During a median follow-up period of 33 months, 39 percent of patients with synovial sarcoma had a treatment response, as did 25 percent of those with myxoid round cell liposarcoma, which represents a substantial improvement for this patient population where objective response rates with current second-line and beyond therapies range from 4–18 percent.
The median time to a confirmed response was 4.9 weeks, while the median response durations were 11.6 months in patients with synovial sarcoma and 4.2 months in those with myxoid round cell liposarcoma.
For patients with synovial sarcoma, median overall survival was not reached but the researchers estimated that 90 percent of those with a response would be alive at 12 months, and 70 percent would be alive at 24 months.
Hematologic toxicities were the most common adverse events, which the investigators say was expected and “largely due to lymphodepletion chemotherapy.” Specifically, 96 percent of patients experienced grade 3 or worse lymphopenia, 85 percent had grade 3 or worse neutropenia, and 81 percent grade 3 or worse leukopenia. Cytokine release syndrome, an adverse event of special interest that occurs after treatment with some types of immunotherapy, occurred in 71 percent of participants overall, but the majority of cases were grade 1 or 2 in severity.
“Afami-cel’s proof of principle study in synovial sarcoma will hopefully allow for the first FDA [the U.S. Food and Drug Administration] approval of an engineered T-cell therapy in a solid tumor,” Van Tine told Inside Precision Medicine. “Given that 1–3 percent of all solid tumor patients may express MAGE-A4 and have the HLA02 immune system subtype, this category of therapy may have broad applicability as a precision medicine.”

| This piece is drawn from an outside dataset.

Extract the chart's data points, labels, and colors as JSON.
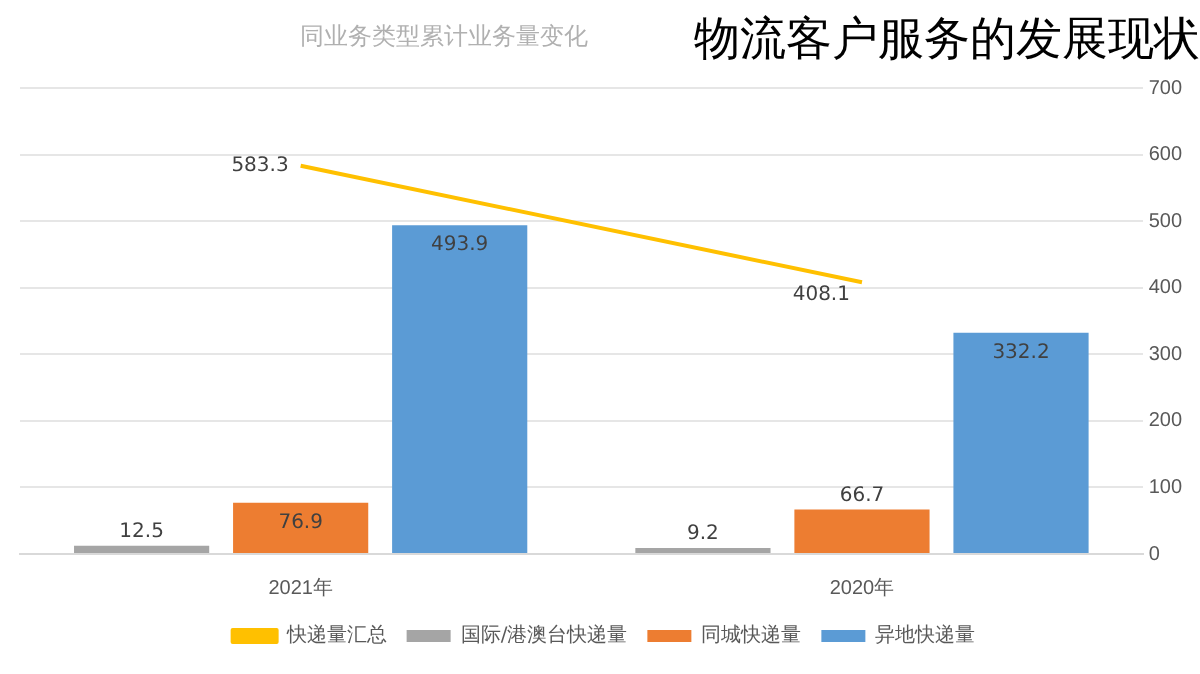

In January 2024, Adaptimmune announced that the FDA has accepted its Biologics License Application (BLA) for afami-cel for priority review. The application has a Prescription Drug User Fee Act target action date of August 4, 2024.
“If this BLA is granted, afami-cel provides a very high quality of life without the need for additional infusions as a patient’s treatment comes from their own cells that live in their body,” Van Tine remarked. “This is a huge advance in a therapy for a rare tumor that was in need of a paradigm shift in therapeutic approaches.”
Williams added that afami-cel is also currently being studied in children and young adults with malignant peripheral nerve sheath tumors, neuroblastoma, or osteosarcoma.
In addition, Adaptimmune is developing another next generation T-cell therapy, uza-cel (formerly ADP-A2M4CD8), for priority indications including ovarian cancer, head and neck, and bladder cancer.
“What differentiates this therapy from afami-cel is that these cells also express the CD8α co-receptor alongside the engineered T cell receptor that targets MAGE-A4,” said Williams. “Preclinical data indicated that co-expression of CD8α may broaden the immune response against solid tumors and increase anti-tumor activity.”